Filter non-ASCII characters

As part of the compilation process of the HCL OneDB™ ESQL/C source program, the HCL OneDB ESQL/C processor calls the C compiler. When you develop HCL OneDB ESQL/C source code that contains non-ASCII characters, the way that the C compiler handles such characters can affect the success of the compilation process.

In particular, the following situations might affect compilation of your HCL OneDB ESQL/C program:
  • Multibyte characters might contain C-language tokens.

    A component of a multibyte character might be indistinguishable from some single-byte characters such as percent ( % ), comma ( , ), backslash ( \ ), and double quotation mark ( " ) characters. If such characters are included in a quoted string, the C compiler might interpret them as C-language tokens, which can cause compilation errors or even lost characters.

  • The C compiler might not be 8-bit clean.

    If a code set contains non-ASCII characters (with code values that are greater than 127), the C compiler must be 8-bit clean to interpret the characters. To be 8-bit clean, a compiler must read the eighth bit as part of the code value; it must not ignore or put its own interpretation on the meaning of this eighth bit.
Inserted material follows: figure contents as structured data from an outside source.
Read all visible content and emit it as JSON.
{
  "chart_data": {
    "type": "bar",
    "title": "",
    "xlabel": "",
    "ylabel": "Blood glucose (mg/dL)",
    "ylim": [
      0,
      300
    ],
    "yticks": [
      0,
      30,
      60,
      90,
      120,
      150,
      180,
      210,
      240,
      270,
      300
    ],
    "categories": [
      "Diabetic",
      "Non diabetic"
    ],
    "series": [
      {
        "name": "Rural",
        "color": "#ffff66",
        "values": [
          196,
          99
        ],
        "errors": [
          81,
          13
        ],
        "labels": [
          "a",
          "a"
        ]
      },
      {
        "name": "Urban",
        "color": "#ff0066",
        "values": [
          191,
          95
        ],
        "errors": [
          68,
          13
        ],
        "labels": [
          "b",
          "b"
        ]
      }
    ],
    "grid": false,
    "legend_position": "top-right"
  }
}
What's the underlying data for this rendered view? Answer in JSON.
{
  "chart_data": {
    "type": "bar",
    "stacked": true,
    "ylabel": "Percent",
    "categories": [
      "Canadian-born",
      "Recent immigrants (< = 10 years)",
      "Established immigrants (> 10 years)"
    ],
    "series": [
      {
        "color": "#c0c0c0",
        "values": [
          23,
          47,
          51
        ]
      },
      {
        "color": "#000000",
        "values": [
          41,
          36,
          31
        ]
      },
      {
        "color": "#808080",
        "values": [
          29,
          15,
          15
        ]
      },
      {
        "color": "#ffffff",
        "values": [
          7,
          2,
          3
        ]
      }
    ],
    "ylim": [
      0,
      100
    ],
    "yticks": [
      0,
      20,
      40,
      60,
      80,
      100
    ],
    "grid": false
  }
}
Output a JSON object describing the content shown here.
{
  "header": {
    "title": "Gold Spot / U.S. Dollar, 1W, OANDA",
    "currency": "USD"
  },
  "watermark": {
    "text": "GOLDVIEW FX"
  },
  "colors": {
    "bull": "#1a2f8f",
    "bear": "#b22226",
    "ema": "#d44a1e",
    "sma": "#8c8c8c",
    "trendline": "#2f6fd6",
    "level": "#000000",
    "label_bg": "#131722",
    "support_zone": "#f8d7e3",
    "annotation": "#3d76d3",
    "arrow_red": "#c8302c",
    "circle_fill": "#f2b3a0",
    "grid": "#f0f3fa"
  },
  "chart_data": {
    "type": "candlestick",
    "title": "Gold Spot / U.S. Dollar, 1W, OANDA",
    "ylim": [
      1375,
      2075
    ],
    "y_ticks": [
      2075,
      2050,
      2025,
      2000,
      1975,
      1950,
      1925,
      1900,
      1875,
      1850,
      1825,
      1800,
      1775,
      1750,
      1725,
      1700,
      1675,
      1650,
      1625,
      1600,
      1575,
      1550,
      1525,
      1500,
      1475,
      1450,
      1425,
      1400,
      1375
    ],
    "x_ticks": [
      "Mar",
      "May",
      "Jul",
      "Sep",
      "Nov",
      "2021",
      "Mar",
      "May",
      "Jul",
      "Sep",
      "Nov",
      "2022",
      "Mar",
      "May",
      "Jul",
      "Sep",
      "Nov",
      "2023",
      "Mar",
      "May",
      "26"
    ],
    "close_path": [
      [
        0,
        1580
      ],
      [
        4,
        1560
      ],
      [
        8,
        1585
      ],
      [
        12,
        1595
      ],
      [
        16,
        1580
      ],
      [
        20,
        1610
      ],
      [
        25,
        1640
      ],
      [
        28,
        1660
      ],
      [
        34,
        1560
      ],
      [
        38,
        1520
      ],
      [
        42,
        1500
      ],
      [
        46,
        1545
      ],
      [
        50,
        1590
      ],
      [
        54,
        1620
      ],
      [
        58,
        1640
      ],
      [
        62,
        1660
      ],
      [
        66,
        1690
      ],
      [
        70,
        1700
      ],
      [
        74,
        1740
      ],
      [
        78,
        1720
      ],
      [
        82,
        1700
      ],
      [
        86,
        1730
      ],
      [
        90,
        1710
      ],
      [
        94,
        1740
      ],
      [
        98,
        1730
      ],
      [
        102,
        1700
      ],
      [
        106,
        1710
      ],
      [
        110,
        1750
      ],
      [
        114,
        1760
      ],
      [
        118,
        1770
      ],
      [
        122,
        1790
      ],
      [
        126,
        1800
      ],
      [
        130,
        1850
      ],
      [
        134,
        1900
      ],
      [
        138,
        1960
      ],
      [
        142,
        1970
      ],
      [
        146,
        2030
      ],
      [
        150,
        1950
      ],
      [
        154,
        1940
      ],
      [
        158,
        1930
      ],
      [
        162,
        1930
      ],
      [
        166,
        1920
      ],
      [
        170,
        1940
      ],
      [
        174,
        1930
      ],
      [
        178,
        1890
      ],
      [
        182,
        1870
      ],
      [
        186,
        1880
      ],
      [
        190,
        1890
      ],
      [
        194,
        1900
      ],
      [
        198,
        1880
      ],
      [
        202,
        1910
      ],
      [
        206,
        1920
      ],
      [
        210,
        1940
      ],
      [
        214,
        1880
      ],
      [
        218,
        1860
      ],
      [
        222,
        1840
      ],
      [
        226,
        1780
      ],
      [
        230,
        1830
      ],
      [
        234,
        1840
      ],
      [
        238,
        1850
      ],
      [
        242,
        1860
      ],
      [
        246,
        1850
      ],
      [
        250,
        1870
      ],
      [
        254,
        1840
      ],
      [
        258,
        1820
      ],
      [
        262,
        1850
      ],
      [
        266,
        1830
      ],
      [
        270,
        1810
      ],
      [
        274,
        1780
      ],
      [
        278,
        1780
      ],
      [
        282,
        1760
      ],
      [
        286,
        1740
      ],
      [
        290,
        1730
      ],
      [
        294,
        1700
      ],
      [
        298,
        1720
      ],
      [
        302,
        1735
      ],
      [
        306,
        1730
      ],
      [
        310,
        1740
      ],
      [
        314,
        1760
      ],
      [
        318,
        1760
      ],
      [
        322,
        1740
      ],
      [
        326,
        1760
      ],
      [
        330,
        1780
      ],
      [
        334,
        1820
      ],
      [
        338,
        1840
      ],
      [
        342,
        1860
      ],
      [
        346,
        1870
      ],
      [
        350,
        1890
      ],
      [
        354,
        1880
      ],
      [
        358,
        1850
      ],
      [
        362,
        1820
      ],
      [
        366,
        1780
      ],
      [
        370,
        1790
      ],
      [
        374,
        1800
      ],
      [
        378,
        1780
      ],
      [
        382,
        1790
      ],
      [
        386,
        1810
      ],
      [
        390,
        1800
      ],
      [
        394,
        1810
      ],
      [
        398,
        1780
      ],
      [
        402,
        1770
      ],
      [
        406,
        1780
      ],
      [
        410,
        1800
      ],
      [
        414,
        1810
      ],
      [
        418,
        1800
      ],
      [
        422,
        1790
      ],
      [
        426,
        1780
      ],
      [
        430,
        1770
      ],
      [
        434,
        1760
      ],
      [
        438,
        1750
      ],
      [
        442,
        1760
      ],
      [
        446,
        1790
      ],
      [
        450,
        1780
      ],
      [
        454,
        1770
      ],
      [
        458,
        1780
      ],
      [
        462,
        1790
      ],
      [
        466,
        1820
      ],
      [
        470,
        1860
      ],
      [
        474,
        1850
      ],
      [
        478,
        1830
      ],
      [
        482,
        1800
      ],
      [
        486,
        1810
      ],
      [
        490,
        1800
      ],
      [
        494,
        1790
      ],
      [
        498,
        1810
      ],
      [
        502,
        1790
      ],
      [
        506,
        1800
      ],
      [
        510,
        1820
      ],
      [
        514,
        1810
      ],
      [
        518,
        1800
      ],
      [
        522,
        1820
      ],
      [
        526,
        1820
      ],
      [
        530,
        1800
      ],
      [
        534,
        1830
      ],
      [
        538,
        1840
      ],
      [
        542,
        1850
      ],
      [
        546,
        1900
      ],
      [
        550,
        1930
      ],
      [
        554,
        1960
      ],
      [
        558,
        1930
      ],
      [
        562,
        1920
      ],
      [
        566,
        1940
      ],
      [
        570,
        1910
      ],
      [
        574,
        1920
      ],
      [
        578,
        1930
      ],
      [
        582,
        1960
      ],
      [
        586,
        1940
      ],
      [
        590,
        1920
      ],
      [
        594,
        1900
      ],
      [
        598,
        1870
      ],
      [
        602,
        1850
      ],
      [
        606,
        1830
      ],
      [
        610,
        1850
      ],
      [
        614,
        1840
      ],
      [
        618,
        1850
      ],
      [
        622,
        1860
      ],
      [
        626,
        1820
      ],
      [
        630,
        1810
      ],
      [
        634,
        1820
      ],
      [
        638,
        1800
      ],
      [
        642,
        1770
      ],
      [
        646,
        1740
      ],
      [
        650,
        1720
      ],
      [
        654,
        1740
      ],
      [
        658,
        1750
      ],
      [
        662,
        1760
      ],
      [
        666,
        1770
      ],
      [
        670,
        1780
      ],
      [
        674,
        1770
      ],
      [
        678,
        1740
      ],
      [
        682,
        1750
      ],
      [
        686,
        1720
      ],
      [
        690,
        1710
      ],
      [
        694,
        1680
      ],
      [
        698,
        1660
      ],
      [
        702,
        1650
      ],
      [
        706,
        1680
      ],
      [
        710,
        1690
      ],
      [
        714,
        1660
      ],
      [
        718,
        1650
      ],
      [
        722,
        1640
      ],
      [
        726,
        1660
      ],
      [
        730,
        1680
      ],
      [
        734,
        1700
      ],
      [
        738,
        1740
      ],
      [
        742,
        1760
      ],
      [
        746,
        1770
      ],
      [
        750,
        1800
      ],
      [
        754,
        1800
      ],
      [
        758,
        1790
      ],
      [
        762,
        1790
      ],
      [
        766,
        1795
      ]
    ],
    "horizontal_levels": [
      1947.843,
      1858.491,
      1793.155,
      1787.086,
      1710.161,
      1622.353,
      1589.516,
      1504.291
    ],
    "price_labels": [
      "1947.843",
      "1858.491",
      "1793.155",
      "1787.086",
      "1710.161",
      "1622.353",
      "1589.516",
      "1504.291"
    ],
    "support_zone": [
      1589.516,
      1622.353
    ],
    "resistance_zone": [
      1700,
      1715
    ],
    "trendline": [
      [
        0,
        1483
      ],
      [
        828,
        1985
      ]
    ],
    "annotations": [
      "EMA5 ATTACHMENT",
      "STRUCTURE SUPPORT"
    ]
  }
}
To filter a non-ASCII character, the HCL OneDB ESQL/C filter converts each byte of the character to its octal equivalent. For example, suppose the multibyte character A1A2A3 has an octal representation of \160\042\244 and appears in the stcopy() call.
stcopy("A1A2A3", dest);
After esqlmf filters the HCL OneDB ESQL/C source file, the C compiler sees this line as follows:
stcopy("\160\042\244", dest); /* correct interpretation */
To handle the C-language-token situation, the filter prevents the C compiler from interpreting the A2 byte (octal \042) as an ASCII double quotation mark and incorrectly parsing the line as follows:
stcopy("A1"A3, dest); /* incorrect interpretation of A2 */

The C compiler would generate an error for the preceding line because the line has terminated the string argument incorrectly. The esqlmf utility also handles the 8-bit-clean situation because it prevents the C compiler from ignoring the eighth bit of the A3 byte. If the compiler ignores the eighth bit, it incorrectly interprets A3 (octal \244) as octal \044.